Google Plus Screensharing & Hangouts

G+ is a different beast from Skype, though it has some similar features.

G+ screensharing is also a strange beast. It’s a feature within G+ Hangouts, a group video chat provided by G+. Like Skype, it’s unidirectional. I know, bummer, right? But it’s extremely responsive compared to Skype. Alas, again, it’s unidirectional. That won’t work.

But G+’s audio and video in Hangout is simply amazing. And it’s cross-platorm. The only sad part is that it uses Flash; it’s pretty CPU intensive. For example, it would peg both cores on my 11” Core 2 Duo Macbook Air.

Let me provided emphasis here: I strongly prefer G+ Hangouts for my A/V while pairing.


Tmux and GNU Screen are basically two different takes on the same idea.

They’re session multiplexeres.

English, please?

They let you open multiple shells within a single terminal shell. You can also share the Screen/Tmux session via a socket with other users on the same machine.

Again, for emphasis, I use tmux whenever possible when pairing. I have my pairs SSH into a machine under my control, fire up tmux, and off we go to the races!
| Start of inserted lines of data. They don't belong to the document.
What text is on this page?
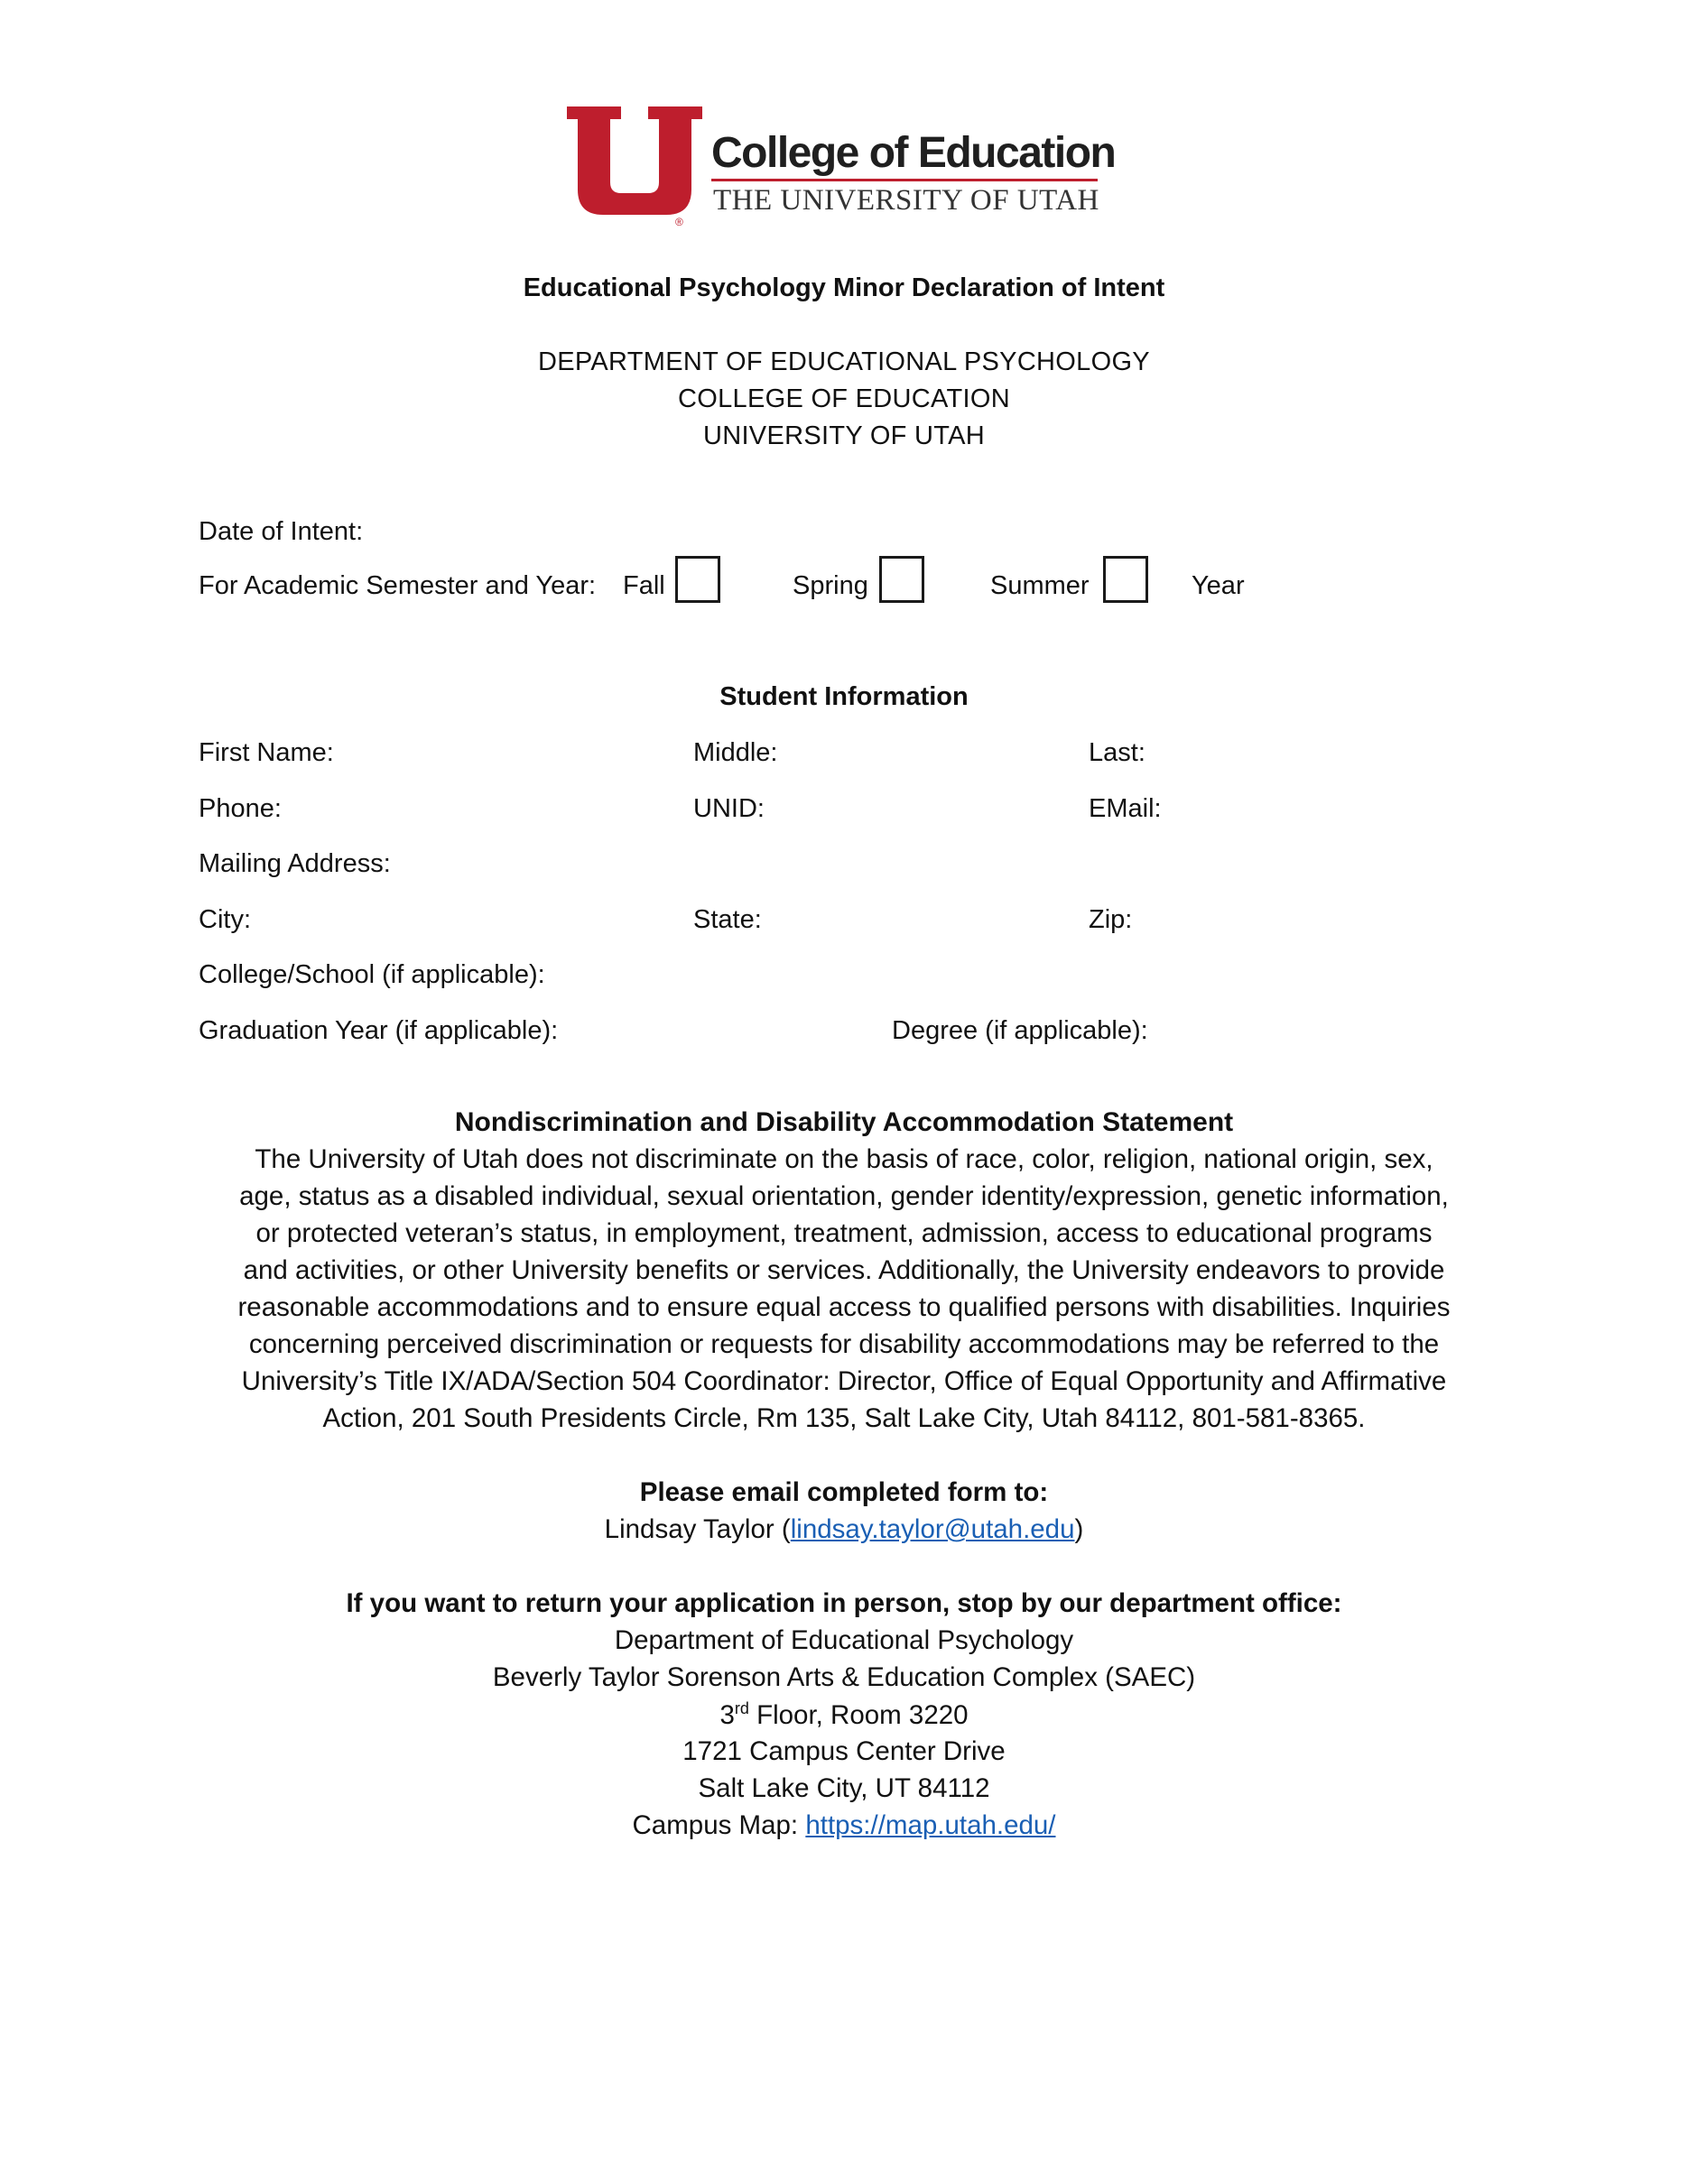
®
College of Education
THE UNIVERSITY OF UTAH
Educational Psychology Minor Declaration of Intent
DEPARTMENT OF EDUCATIONAL PSYCHOLOGY
COLLEGE OF EDUCATION
UNIVERSITY OF UTAH
Date of Intent:
For Academic Semester and Year: Fall	Spring	Summer	Year
Student Information
First Name:	Middle:	Last:
Phone:	UNID:	EMail:
Mailing Address:
City:	State:	Zip:
College/School (if applicable):
Graduation Year (if applicable):	Degree (if applicable):
Nondiscrimination and Disability Accommodation Statement
The University of Utah does not discriminate on the basis of race, color, religion, national origin, sex,
age, status as a disabled individual, sexual orientation, gender identity/expression, genetic information,
or protected veteran’s status, in employment, treatment, admission, access to educational programs
and activities, or other University benefits or services. Additionally, the University endeavors to provide
reasonable accommodations and to ensure equal access to qualified persons with disabilities. Inquiries
concerning perceived discrimination or requests for disability accommodations may be referred to the
University’s Title IX/ADA/Section 504 Coordinator: Director, Office of Equal Opportunity and Affirmative
Action, 201 South Presidents Circle, Rm 135, Salt Lake City, Utah 84112, 801-581-8365.
Please email completed form to:
Lindsay Taylor (lindsay.taylor@utah.edu)
If you want to return your application in person, stop by our department office:
Department of Educational Psychology
Beverly Taylor Sorenson Arts & Education Complex (SAEC)
3rd Floor, Room 3220
1721 Campus Center Drive
Salt Lake City, UT 84112
Campus Map: https://map.utah.edu/
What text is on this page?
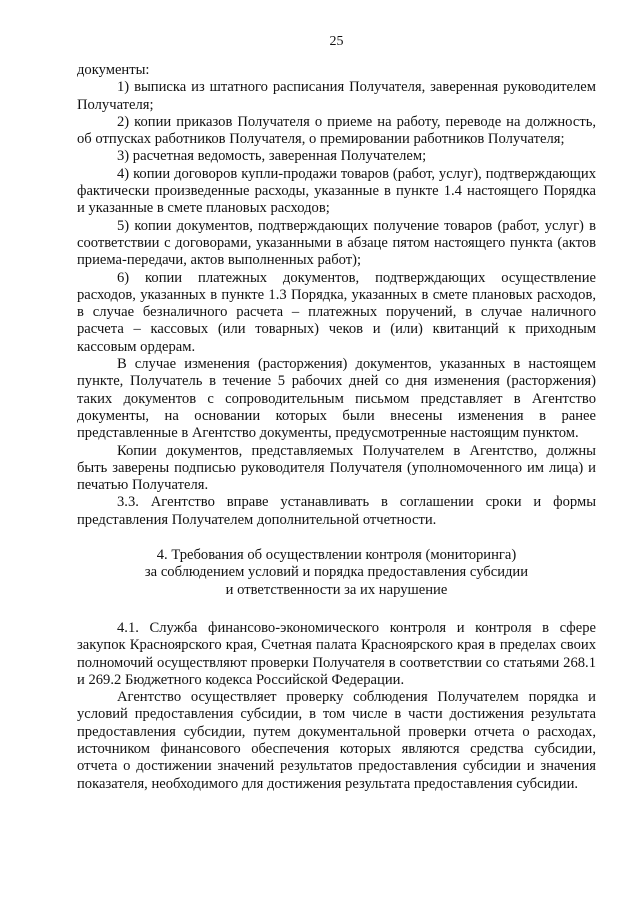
25

документы:

1) выписка из штатного расписания Получателя, заверенная руководителем Получателя;

2) копии приказов Получателя о приеме на работу, переводе на должность, об отпусках работников Получателя, о премировании работников Получателя;

3) расчетная ведомость, заверенная Получателем;

4) копии договоров купли-продажи товаров (работ, услуг), подтверждающих фактически произведенные расходы, указанные в пункте 1.4 настоящего Порядка и указанные в смете плановых расходов;

5) копии документов, подтверждающих получение товаров (работ, услуг) в соответствии с договорами, указанными в абзаце пятом настоящего пункта (актов приема-передачи, актов выполненных работ);

6) копии платежных документов, подтверждающих осуществление расходов, указанных в пункте 1.3 Порядка, указанных в смете плановых расходов, в случае безналичного расчета – платежных поручений, в случае наличного расчета – кассовых (или товарных) чеков и (или) квитанций к приходным кассовым ордерам.

В случае изменения (расторжения) документов, указанных в настоящем пункте, Получатель в течение 5 рабочих дней со дня изменения (расторжения) таких документов с сопроводительным письмом представляет в Агентство документы, на основании которых были внесены изменения в ранее представленные в Агентство документы, предусмотренные настоящим пунктом.

Копии документов, представляемых Получателем в Агентство, должны быть заверены подписью руководителя Получателя (уполномоченного им лица) и печатью Получателя.

3.3. Агентство вправе устанавливать в соглашении сроки и формы представления Получателем дополнительной отчетности.

4. Требования об осуществлении контроля (мониторинга)
за соблюдением условий и порядка предоставления субсидии
и ответственности за их нарушение

4.1. Служба финансово-экономического контроля и контроля в сфере закупок Красноярского края, Счетная палата Красноярского края в пределах своих полномочий осуществляют проверки Получателя в соответствии со статьями 268.1 и 269.2 Бюджетного кодекса Российской Федерации.

Агентство осуществляет проверку соблюдения Получателем порядка и условий предоставления субсидии, в том числе в части достижения результата предоставления субсидии, путем документальной проверки отчета о расходах, источником финансового обеспечения которых являются средства субсидии, отчета о достижении значений результатов предоставления субсидии и значения показателя, необходимого для достижения результата предоставления субсидии.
My impression is that it’s more a matter of taste; I’ve seen Screen work as well.

Delving into the details of SSH is a bit of scope for this article but you can read more about the basics here.

Tmux (and screen) is:

  • Open source and easily acquired
  • Extremely low bandwidth over SSH
  • Most responsive option of the bunch
  • Tmux has a shallow learning curve: it’s easy to become productive with it quickly. I’ve seen numerous developers learn enough Tmux to be productive in it within a minute or two of explaining how to navigate between terminal sessions.

Nut’s n’ Bolts

As I mentioned above, the high level of my pairing stack is…

  • G+ Hangouts
  • Tmux
  • SSH

… but there are few more parts to the equation.

I typically pair with people on a machine behind a router

I use a DD-WRT router. DD-WRT is an open source router firmware that works on a whole range of off-the-shelf routers. Among other awesome features, it has a nice built-in feature to keep DynDNS current with the router’s internet-facing IP address. Because, like many people, I lack a static internet IP address (they’re just a tad finite, you know?), I use:

  • A free DynDNS account
  • Keep DynDNS updated through DD-WRT

Finally, because I control the router, I port forward SSH from the router to my internal machine of choice. Advice here: don’t keep your SSH on the well known port 22 for security reasons.

I use a Mac

While I can do a passing job of faking it as a Linux sys admin, I prefer not to. Sorry, Linux peeps.

That said, OS X has this handy little checkbox in the Sharing -> Remote Login preferences to help you secure your SSH:

Working with SSH on a Mac

I also need to be able to easily add and remove users based on their SSH public keys. Most importantly, I need to be able to tell OSX that these newly created users should be allowed to connect to my machine via SSH. This took a little bit of research and, frankly, is OS X arcana. As such, I wrote a pair of quick-and-dirty scripts that automate the chore for me.


My whole stack amounts to:

  • G+ for audio-video chat while pairing
  • A shared Tmux session running on a Mac under my control made accessible via a DynDNS address hidden behind a DD-WRT router port forwarding SSH to the Mac with users provisioned/removed via a couple of scripts on an as-needed basis.

And, so, I bid you happy remote pairing!